For each resource instance Res, a current limiter is respectively arranged, and the current limiter comprises a current window currWindow and a forward window prevWindow;

if the current time now is smaller than the time openTime for allowing the single request to pass next time, rejecting the current request;

if the current time now is greater than or equal to the time openTime for allowing the single request to pass next, allowing the current request to pass, and recalculating the time openTime for allowing the single request to pass next according to a time processing method, and simultaneously updating a request count value currWindow. Count and a newly added request meter value currWindow. Changes of the current window currWindow, wherein both the current window currWindow and the forward window prevWindow are provided with time spans timedpan, and the time spans timedpan are internally provided with a flow control value limit;

the forward window prevWindow comprises a starting time prevWindow. Start and a request count value prevWindow. Count;

the current window currWindow comprises a starting time currWindow. Start, a request count value currWindow. Count and a new request count value currWindow. Changes.

2. The method of claim 1, wherein the value of the time span time is set to 2-N times the value of the interval between the synchronization window count and the memory database instance memDb, N being a positive integer greater than or equal to 2.

3. The low latency distributed flow control method for securities trading systems of claim 1, wherein the start time of the current window currWindow and the start time of the forward window prevWindow are aligned to the boundary of the time span by:

t=t-t%timeSpan；

wherein t is the starting time of the current window currWindow or the starting time of the forward window prevWindow.

4. The low-latency distributed flow control method for securities trading system according to claim 1, wherein if the boundary now start of the current time for the time span is equal to currWindow. Start+time span, saving the data of the current window currWindow into the forward window prevWindow and resetting the current window currWindow;

if the boundary nowStart of the current time for the time span is greater than currWindow. Start+time span, the forward window prevWindow and the current window currWindow are reset.

5. The low latency distributed flow control method for a securities trading system of claim 1, wherein the time processing method obtains the next time openTime to allow a single request to pass by:

openTime=currWindow.start+timeSpan–((limit-currWindow.count-1)/prev.count)*timeSpan。

6. the method of claim 1, wherein the request count value currWindow.
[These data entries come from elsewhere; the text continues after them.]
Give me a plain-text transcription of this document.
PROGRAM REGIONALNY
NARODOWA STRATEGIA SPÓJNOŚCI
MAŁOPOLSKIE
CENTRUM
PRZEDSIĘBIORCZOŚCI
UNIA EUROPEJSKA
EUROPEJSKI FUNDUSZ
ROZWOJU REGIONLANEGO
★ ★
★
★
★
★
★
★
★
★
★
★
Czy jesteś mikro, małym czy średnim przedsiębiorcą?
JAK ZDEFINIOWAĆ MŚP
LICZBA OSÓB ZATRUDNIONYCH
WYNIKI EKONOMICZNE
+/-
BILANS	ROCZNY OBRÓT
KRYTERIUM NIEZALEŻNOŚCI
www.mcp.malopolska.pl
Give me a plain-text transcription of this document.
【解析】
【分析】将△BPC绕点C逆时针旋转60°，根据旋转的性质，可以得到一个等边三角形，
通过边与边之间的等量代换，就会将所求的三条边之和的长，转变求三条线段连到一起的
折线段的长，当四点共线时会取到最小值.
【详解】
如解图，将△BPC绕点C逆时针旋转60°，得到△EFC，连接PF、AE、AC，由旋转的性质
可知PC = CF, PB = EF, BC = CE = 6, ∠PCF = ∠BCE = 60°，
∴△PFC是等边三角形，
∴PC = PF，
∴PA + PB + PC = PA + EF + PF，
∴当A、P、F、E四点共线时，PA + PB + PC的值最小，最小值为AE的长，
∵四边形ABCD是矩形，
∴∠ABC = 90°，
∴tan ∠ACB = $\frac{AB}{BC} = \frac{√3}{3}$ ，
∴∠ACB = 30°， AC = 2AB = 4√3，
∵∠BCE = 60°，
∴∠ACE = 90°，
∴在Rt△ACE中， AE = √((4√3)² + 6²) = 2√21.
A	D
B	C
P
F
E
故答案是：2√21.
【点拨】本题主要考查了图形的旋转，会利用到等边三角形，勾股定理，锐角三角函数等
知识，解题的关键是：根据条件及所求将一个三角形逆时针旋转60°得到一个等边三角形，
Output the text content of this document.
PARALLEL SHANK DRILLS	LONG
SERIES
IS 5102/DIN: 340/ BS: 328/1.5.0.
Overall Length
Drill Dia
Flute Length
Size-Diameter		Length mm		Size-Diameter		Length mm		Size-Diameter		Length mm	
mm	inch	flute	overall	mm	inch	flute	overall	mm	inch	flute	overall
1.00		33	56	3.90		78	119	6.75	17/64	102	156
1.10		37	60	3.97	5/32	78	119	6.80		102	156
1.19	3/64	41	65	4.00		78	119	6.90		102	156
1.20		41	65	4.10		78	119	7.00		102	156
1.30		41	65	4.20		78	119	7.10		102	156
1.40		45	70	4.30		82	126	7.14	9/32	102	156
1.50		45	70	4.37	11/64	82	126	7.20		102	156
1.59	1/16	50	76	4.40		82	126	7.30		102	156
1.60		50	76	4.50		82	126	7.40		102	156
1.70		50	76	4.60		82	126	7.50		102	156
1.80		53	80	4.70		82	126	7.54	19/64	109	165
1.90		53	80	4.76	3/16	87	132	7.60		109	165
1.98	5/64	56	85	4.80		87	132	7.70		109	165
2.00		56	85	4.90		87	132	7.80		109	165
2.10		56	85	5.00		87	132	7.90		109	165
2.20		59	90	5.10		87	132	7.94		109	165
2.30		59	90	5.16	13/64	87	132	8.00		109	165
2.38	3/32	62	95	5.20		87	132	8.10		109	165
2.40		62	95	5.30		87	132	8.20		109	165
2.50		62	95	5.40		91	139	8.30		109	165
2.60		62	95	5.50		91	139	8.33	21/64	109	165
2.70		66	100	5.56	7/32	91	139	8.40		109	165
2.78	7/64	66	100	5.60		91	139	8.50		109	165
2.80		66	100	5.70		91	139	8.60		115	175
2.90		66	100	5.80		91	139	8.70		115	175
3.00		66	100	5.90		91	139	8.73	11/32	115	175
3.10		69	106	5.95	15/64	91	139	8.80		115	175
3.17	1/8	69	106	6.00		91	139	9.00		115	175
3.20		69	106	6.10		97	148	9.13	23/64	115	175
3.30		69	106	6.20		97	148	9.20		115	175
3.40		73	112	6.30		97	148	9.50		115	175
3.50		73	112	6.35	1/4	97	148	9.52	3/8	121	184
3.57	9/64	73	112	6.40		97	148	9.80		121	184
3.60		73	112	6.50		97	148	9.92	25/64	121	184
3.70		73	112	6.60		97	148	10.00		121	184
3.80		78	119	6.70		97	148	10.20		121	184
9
Count and the newly added request count value currWindow. Changes of the current window currWindow are updated and then asynchronously updated to the memory database instance memDb.

7. The method of claim 6, wherein the counting update operation of the memory database instance memDb is performed if the last asynchronous update count time lastUpdateTime distance has exceeded interval.

8. The method of claim 7, wherein the counting update of the memory database instance memDb is implemented by a remote memory database method addandbet.

9. The method of claim 7, wherein the local current window currWindow is updated after the count update operation of the memory database instance memDb is completed.